We assessed cognitive outcome in children born preterm who were formula fed and recruited to a randomized trial of post-discharge diet. Overall, their mean FSIQ was ~7 points below standardized mean scores, similar to other follow-up studies in preterm infants,18,19 and we did not detect an impact of the early randomized dietary group. Importantly, we have shown a strong association of early infant growth and later cognition, which was significant for weight gain in the first 12 weeks. Our data also show that head growth in the first year was significantly associated with both FSIQ and the FDI subset, which remained significant even after adjusting for weight gain. These data are in keeping with other studies in preterm infants demonstrating that weight gain between term and 4 months corrected age was associated with higher developmental scores at 18 months20 and another study showing that each unit increase in weight SDS between term and 1 year of age was associated with a 1.9-point IQ advantage at 8 years of age.21 In combination, these growth data emphasize that the first year of life remains a potentially important period for optimizing brain development through dietary management.22 Although there is no evidence of a long-term cognitive benefit for enriched formula after hospital discharge, it is important to note that our children were generally healthy preterm infants, and it is possible that there may be an advantage for higher-risk preterm populations. Some smaller studies show a benefit for macronutrient enrichment in high-risk infants after discharge,23 and this might be especially important where infants are unable to upregulate feed volumes to meet caloric demands.

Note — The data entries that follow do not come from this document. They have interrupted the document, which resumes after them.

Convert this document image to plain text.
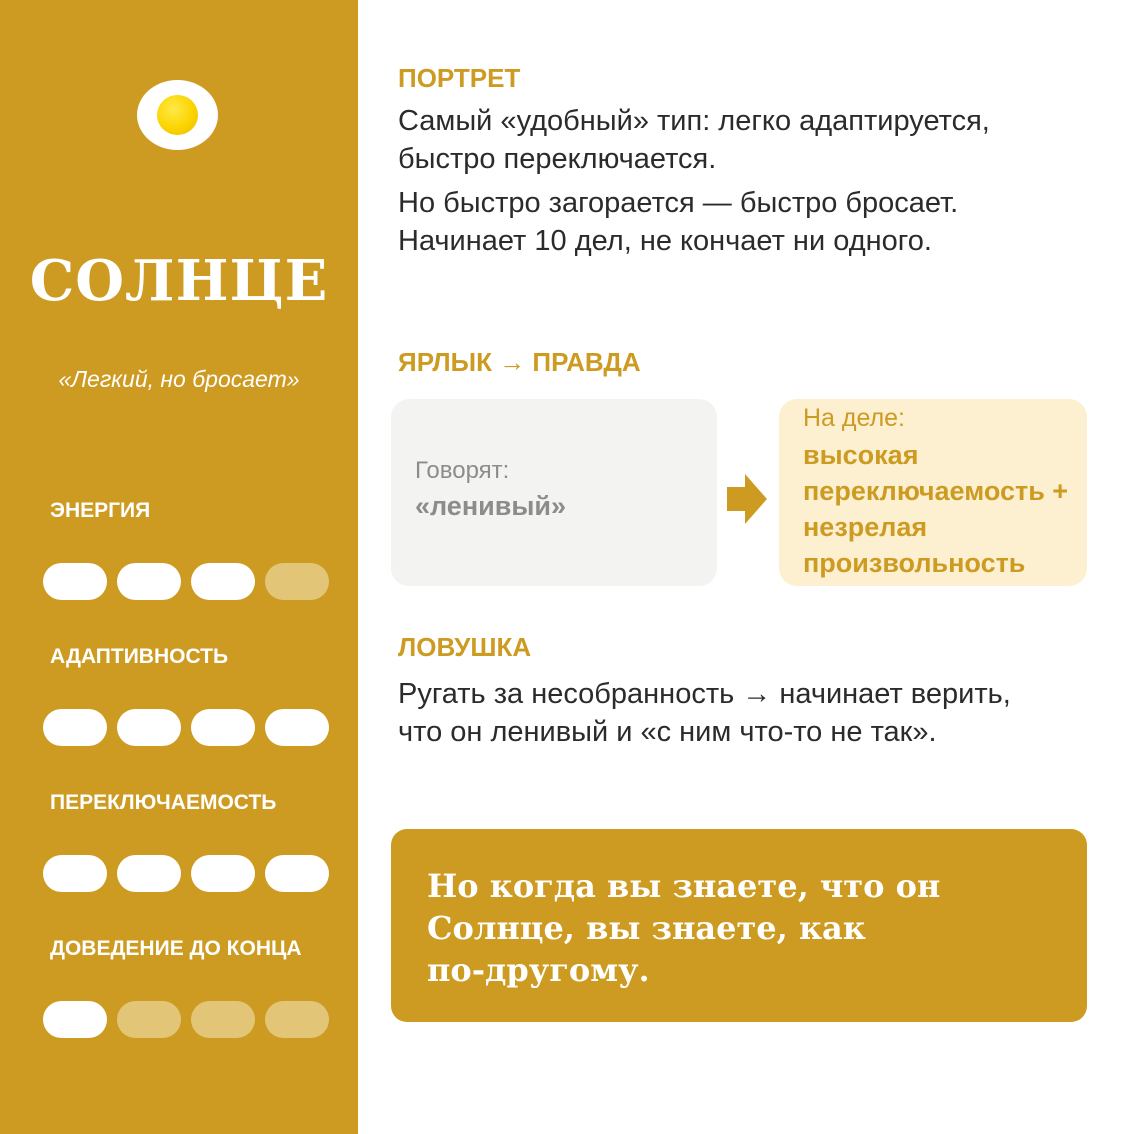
СОЛНЦЕ
«Легкий, но бросает»
ЭНЕРГИЯ
АДАПТИВНОСТЬ
ПЕРЕКЛЮЧАЕМОСТЬ
ДОВЕДЕНИЕ ДО КОНЦА
ПОРТРЕТ
Самый «удобный» тип: легко адаптируется,
быстро переключается.
Но быстро загорается — быстро бросает.
Начинает 10 дел, не кончает ни одного.
ЯРЛЫК → ПРАВДА
Говорят:
«ленивый»
На деле:
высокая
переключаемость +
незрелая
произвольность
ЛОВУШКА
Ругать за несобранность → начинает верить,
что он ленивый и «с ним что-то не так».
Но когда вы знаете, что он
Солнце, вы знаете, как
по-другому.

Strengths of our study include the randomized controlled design, detailed measures of early growth, and 10-year follow-up of cognition by trained psychologists blinded to original group allocation and early growth measures. However, our study has important limitations. It was not powered to detect long-term differences in cognition, and while we were able to follow-up >80% of the original cohort 10 years later, it is possible that those followed up are not representative of the entire cohort or other very preterm infants. Furthermore, long-term follow-up studies reflect nutritional practices many years ago, which may be less relevant for contemporary populations. Our study included relatively healthy preterm infants who were not breastfed, yet there is increasing data to show a persisting benefit of breastfeeding after discharge in preterm infants. The associations between infant growth and later cognition are important, but they are observational in nature and may be biased by residual confounding or due to reverse causation, for example, by genetic factors. Our small group sizes precluded analysis by sex, even though the addition of sex into the model did not change the results.

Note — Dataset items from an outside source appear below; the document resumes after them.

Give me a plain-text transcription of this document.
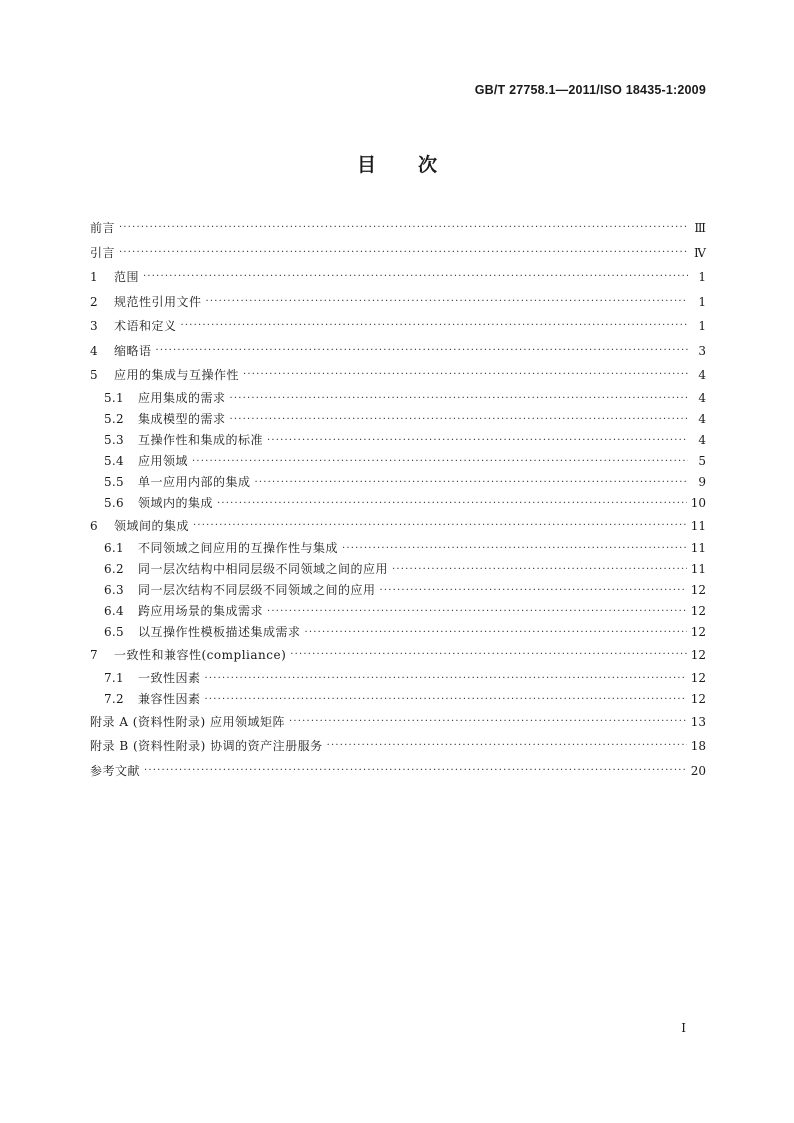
GB/T 27758.1—2011/ISO 18435-1:2009
目 次
前言 ·····	Ⅲ
引言 ·····	Ⅳ
1	范围 ·····	1
2	规范性引用文件 ·····	1
3	术语和定义 ·····	1
4	缩略语 ·····	3
5	应用的集成与互操作性 ·····	4
5.1	应用集成的需求 ·····	4
5.2	集成模型的需求 ·····	4
5.3	互操作性和集成的标准 ·····	4
5.4	应用领域 ·····	5
5.5	单一应用内部的集成 ·····	9
5.6	领域内的集成 ·····	10
6	领域间的集成 ·····	11
6.1	不同领域之间应用的互操作性与集成 ·····	11
6.2	同一层次结构中相同层级不同领域之间的应用 ·····	11
6.3	同一层次结构不同层级不同领域之间的应用 ·····	12
6.4	跨应用场景的集成需求 ·····	12
6.5	以互操作性模板描述集成需求 ·····	12
7	一致性和兼容性(compliance) ·····	12
7.1	一致性因素 ·····	12
7.2	兼容性因素 ·····	12
附录 A (资料性附录) 应用领域矩阵 ·····	13
附录 B (资料性附录) 协调的资产注册服务 ·····	18
参考文献 ·····	20
I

In summary, preterm infants are frequently discharged from the neonatal intensive care unit on a weight centile lower than that at birth, but feeding formula enriched with macronutrients compared to standard milk formula does not appear to improve long-term cognitive outcome in otherwise healthy infants. The strong associations between infant growth and later cognition are important and suggest that nutritional exposures and growth in the first year of life require closer attention.